Amy fumbled around in the front pocket of her dress and pulled out an old crumpled and dog-eared postcard. It showed an aerial view of the city she was looking at, not from the exact spot they were standing at, her and her Dad, but similar and it showed a city at night. Not one which was sleeping, but one which was very much alive. It was all lights glowing, like hundreds… no thousands, of stars, as if God himself had turned the night sky upside down for the photograph. ‘Behind each of those lights is a story,’ she remembered her Dad saying many, many nights when tucking her in to bed.
The girl tried to imagine the scene in front of her now, as it would have been when the photo was taken, but it was hard to do. The sea had risen, back before she was born, so her Dad had told her. The people who lived there had fled, not believing what was happening, but it didn’t matter if they believed in it or not because it was happening. The Earth was healing itself, ridding itself of the pestilence that had picked at it. Had hurt it for so long. He’d run to the north with their mother to escape the rising waves and they’d made a new life there. A simpler life was how he put it.
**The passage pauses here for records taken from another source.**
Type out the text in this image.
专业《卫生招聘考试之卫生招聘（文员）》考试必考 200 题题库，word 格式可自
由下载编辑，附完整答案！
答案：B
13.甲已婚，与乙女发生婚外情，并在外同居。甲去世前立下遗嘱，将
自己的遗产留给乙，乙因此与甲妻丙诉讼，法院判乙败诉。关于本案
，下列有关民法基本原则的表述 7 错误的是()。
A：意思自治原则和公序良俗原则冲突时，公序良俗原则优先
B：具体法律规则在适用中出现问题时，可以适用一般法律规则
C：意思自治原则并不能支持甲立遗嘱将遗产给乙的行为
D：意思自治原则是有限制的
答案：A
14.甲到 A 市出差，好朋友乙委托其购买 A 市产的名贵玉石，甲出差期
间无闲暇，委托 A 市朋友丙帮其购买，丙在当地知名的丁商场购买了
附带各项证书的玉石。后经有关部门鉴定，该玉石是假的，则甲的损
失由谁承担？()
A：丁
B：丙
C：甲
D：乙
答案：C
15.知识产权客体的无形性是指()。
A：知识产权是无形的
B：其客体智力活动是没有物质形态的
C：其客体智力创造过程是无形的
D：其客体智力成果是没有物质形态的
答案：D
But he had still wanted to bring his daughters here today, to show them the past and what had once been. To show them the present and what was now.
Suddenly a voice tore through the perfect quiet stillness. “Daaad,” Amy’s sister called from the car, dragging out her words, which meant she wanted something. “C’mere.”
“Sure thing honey,” he shouted back. “You coming?” he asked Amy.
“I think I’ll stay here a few more minutes if that’s okay,” she said, then turned back towards the drowned city, holding up her postcard, as if comparing the two. “I like the view.”